Studio album by Metal Fingers
- Released: 12 July 2005
- Recorded: Various dates
- Genre: Hip-hop, instrumental hip-hop
- Length: 45:51
- Label: Shaman Works
- Producer: Metal Fingers

Metal Fingers chronology
| Special Herbs, Vol. 7 & 8 (2004) | Special Herbs, Vol. 9 & 0 (2005) | Special Herbs: The Box Set Vol. 0-9 (2006) |

= Special Herbs, Vol. 9 & 0 =

Special Herbs, Vol. 9 & 0 is an instrumental album released by MF Doom under the moniker Metal Fingers. As with all volumes of Special Herbs released by Metal Fingers, each track is named after a herb or similar flora (with the exception of "Untitled (Meditation)").

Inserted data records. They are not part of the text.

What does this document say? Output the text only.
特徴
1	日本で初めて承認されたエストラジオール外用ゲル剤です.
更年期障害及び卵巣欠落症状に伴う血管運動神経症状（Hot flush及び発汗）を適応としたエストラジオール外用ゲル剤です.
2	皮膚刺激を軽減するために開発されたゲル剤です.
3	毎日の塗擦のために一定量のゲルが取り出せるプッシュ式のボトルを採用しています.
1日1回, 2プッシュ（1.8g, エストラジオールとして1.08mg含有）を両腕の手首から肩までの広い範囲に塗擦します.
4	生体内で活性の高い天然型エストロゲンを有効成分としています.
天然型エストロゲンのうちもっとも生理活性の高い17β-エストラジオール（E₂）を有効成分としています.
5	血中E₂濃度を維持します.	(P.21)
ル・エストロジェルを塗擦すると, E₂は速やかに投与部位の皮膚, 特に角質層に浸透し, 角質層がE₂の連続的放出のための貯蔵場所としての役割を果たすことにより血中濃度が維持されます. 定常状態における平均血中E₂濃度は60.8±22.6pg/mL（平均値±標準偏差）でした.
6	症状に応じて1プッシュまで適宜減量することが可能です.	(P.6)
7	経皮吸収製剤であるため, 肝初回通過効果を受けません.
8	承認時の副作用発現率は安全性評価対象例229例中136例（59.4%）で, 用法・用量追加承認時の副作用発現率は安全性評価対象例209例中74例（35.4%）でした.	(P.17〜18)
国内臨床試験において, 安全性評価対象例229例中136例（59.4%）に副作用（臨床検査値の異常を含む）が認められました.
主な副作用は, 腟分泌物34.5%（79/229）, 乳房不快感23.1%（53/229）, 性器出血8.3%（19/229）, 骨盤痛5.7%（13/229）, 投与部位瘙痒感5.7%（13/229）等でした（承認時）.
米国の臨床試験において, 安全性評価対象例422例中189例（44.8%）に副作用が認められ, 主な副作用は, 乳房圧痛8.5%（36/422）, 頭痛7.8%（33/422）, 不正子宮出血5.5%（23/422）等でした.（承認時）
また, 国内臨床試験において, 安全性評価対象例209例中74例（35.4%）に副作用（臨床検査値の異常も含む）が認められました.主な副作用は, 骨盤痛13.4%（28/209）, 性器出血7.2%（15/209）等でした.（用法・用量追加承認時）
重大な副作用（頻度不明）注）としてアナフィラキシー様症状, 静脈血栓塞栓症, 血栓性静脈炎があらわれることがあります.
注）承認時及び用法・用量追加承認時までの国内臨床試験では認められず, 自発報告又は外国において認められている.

Although an instrumental album, some tracks contain sampled speech, such as "Food... we need food!" in "Vervain" and "Peach fuzz!" in "Peach Extract". The track "Coca Leaf" is made up of vocal samples of singing women.

Professional ratings
Review scores
| Source | Rating |
| AllMusic | link |

==Track listing==
1. "Vinca Rosea" – 3:00
2. "Burdock Root" – 3:32
3. "Vervain" – 2:59
4. "Bergamot" – 3:33
5. "Podina" – 2:07
6. "Untitled (Meditation)" – 3:56
7. "Coltsfoot Leaf" – 3:41
8. "Orris Root Powder" – 3:37
9. "Passion Flower" – 4:04
10. "Yellow Dock" – 4:22
11. "Datura Stramonium" – 3:02
12. "Coca Leaf" – 3:51
13. "Peach Extract" – 4:07

==Other versions==
- "Vinca Rosea" is an instrumental version of "It's No Secret" by Hassan Chop from the promo The Sharpening.
- "Burdock Root" is an instrumental version of "Rapsploitation" by John Robinson from the album Who Is This Man?.
- "Vervain" is an instrumental version of "Beef Rapp" from Mm..Food.
- "Bergamot" is an instrumental version of "Darkness (HBU)" from NehruvianDOOM's NehruvianDOOM.
- "Podina" is an instrumental version of "?" from Operation: Doomsday. An alternative cut was also included on Special Herbs, Vol. 2 under the name "Charnsuka".
- "Untitled (Meditation)" is an instrumental version of "The Fine Print" by King Geedorah, from the album Take Me to Your Leader. It is also used on "Return to Monsta Island" by MF Grimm from Special Herbs + Spices Volume One.
- "Coltsfoot Leaf" is an instrumental version of "I Wonder" by King Geedorah, from the album Take Me to Your Leader.
- "Orris Root Powder" is an instrumental version of "Monsters" by MF Doom and Trunks from the EP Unicron. It is also used on "Black Gold" from John Robinson's Who Is This Man? which was also included on MF Doom's Unexpected Guests.
- "Passion Flower" was used on "Still Dope" from Doom's Born Like This.
- "Datura Stramonium" is an instrumental version of "Poo-Putt Platter" from Mm..Food, and is also used on "Da Superfriendz" by Vast Aire featuring MF Doom, on the album Look Mom... No Hands. as well as "World Domination" by Joey Badass, from the mixtape 1999.
- "Coca Leaf" was used on "Supervillain Intro" and "Thank Ya" both from Doom's Born Like This.
- "Peach Extract" is an instrumental version of "Peach Fuzz" from KMD's Mr. Hood.